More bad news for newspapers -- circulation declines continue
Here in Florida, the St. Petersburg Times lost 19,873 subscribers daily from September 2007 levels, a dip of 6 percent. On Sundays, our circulation basically stayed steady, rising by 337 subscriptions to 390,289. I don't think it's much of a coincidence that these changes happened during a time when we shrank the size of our daily paper, while shifting most of our best work to Sundays.
The Tampa Tribune dropped 4,560 daily subscribers from September 2007 to September 2008, down to 187,689 paid subscribers. On Sundays, the Tribune's paid circulation dropped 3,785 to 258,089 subscriptions, or about 1.4 percent.
Elsewhere in Florida, the news didn't get much better: the Herald Tribune in Sarasota was down 7,247 to 97,824 on Sundays, down 4,676 to 84,291 daily. The Miami Herald lost 27,702 on Sundays to 279,484 and 28,296 daily to 210,884. The Orlando Sentinel also dropped 7,043 to 206,363 daily and down 10,418 on Sundays to 307,976.
Nationwide, among the five biggest papers, only USA Today and the Wall Street Journal kept circulation essentially even daily, at 2.2-million and 2-million subscribers, respectively. The New York Times, Los Angeles Times and New York Daily News all lost circulation in drops ranging from 3 percent to 7 percent.

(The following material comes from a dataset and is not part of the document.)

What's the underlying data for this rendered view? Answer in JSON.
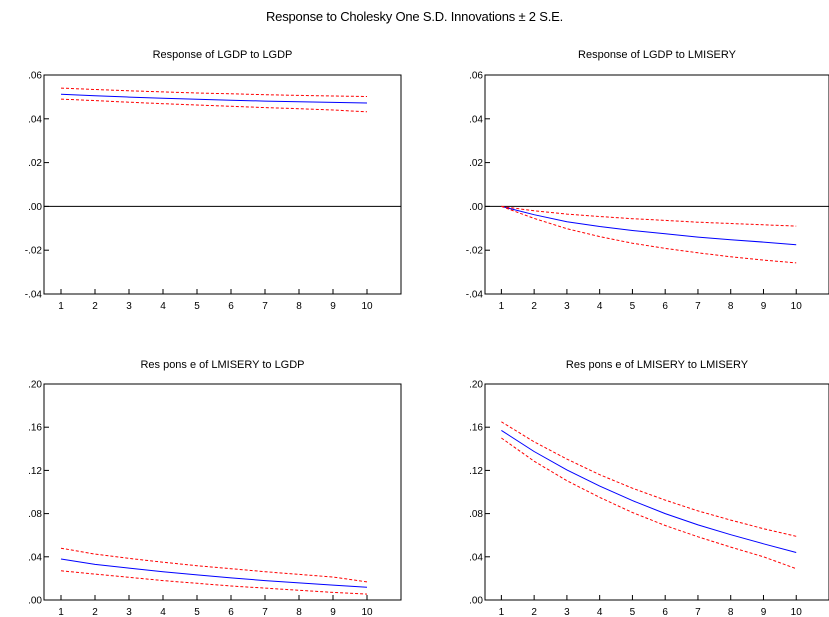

And the good news, as presented by trade magazine Editor and Publisher, didn't feel so good. The Top 10 gainers in circulation only included one paper with more than 100,000 subscribers, the Las Vegas Review Journal, which gained .85 percent to 165,010.
So, as we've seen, the trend of really small and really big papers maintaining their subscribers is continuing. But for the rest of us in the big middle, there seems to be little but tough times on the horizon.